A Twitter thread has been doing the rounds recently about a couple of embarrassing failures of application of AI to COVID (lung CT) data. [link]
The referenced MIT Technology Review article is almost a year old. I still feel it is important to write about this from an ML product design perspective. [link]
Luckily the referenced Nature article is freely available so that one can work from their original sources, not just the cherry-picked examples. [link]
AI and COVID
Of course, when COVID hit, researchers tried to have a meaningful contribution under time pressure with limited resources. This was combined with their traditional research->publish->move on workflow.
The results can be seen in the article. It is not pretty at all.
Using publicly available data and off-the-shelf models, once a relatively high statistical performance was reached, they released a preprint and a "product".
These products were mostly unsuitable for clinical use.
I mean, who would rely on a product hacked together in a month to make calls about patients' lives??? This reminded me of Her Majesty's Government's great idea about DIY ventilators, another unserious effort.
Root cause analysis for lack of usability revealed the blunders listed in the article. (There are some scary points in the article about some of these are actually used in clinical settings and doctors are signed NDAs, but that's a different question)
So what is the takeaway?
First of all, "real" ML products are _not_ designed in this way.
ML products are usually not research questions but applied technology questions. They require a rigorous understanding of the entire problem and solution space rather than just chasing a headline metric with a novel method to be able to publish an article.
First of all, the headline metric is secondary. You actually need to solve the problem rather than optimising a proxy. This is probably the most overlooked aspect of ML product design. It's one thing that you tuned all the hyperparameters and get an F1 statistics worth working with, but then there will be dozens if not hundreds of other questions to justify that the problem was adequately solved.
Second, it is not always clear what the problem is to be solved. Often ML teams attempt to solve an incredibly complex problem at once with little preparation. Of course, they fail as they can't invest enough effort in decomposing the problem and tackling each challenge individually. The primary goal of a POC is to identify (partly through the hundreds of questions above) a slice of the problem space that can be or is likely to be economically solvable. Then use the benefits of this solution to invest in solving different, more difficult slices.
Is this all in POC?
Yes, this is still happening in the POC phase. The purpose of the POC is to have a good enough idea that further investment of resources into the solution is _economically_ feasible.

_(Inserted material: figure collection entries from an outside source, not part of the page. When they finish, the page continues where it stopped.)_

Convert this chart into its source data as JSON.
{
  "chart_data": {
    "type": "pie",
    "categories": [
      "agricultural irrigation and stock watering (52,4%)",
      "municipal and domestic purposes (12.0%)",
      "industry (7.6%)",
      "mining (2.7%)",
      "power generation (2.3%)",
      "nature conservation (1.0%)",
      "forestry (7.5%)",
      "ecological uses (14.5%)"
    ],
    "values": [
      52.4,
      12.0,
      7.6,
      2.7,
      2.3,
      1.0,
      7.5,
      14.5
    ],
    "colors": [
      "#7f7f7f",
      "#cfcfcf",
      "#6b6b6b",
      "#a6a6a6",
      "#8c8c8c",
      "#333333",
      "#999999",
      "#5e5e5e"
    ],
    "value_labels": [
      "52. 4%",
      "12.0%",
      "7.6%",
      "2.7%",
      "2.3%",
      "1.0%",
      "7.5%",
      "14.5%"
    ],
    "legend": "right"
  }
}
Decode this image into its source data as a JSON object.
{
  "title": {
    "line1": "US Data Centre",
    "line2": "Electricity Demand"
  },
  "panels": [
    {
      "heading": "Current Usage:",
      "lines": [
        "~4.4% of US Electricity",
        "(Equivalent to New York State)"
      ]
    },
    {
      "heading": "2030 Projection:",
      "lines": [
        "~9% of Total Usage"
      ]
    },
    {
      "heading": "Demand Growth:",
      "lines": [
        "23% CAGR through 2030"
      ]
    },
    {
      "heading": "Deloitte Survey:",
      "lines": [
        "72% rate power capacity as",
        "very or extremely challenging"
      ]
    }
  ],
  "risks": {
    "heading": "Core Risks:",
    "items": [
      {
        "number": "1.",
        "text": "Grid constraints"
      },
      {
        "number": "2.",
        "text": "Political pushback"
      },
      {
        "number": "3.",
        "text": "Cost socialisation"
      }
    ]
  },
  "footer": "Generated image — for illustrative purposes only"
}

This doesn't mean to prove that the entire problem is solvable. It just means that the company can make money. This is a fundamental change in the mental model. Most energy early on in an ML product cycle is to figure out how to attribute economic value to each required step: training a new model, human-in-the-loop. Then figure out the value change and optimise the entire stack to make it feasible.
How about Deep Learning and MLOps?
It is important to mention that this has nothing to do with the "complexity" of the solution, another popular trope. It is perfectly fine to use deep techniques in a POC until there is enough understanding of the context so that the DSes know what they are doing.
It also doesn't say anything about productionisation and MLOps. From an ML product design perspective, these are engineering problems. They are assumed to be solvable, and their price is measurable (within reason).
So the goal is to find a portion of the problem that can be solved to make money then use this money to solve the rest of the problem until diminishing returns. The POC's job is to answer if this _likely_ can be done.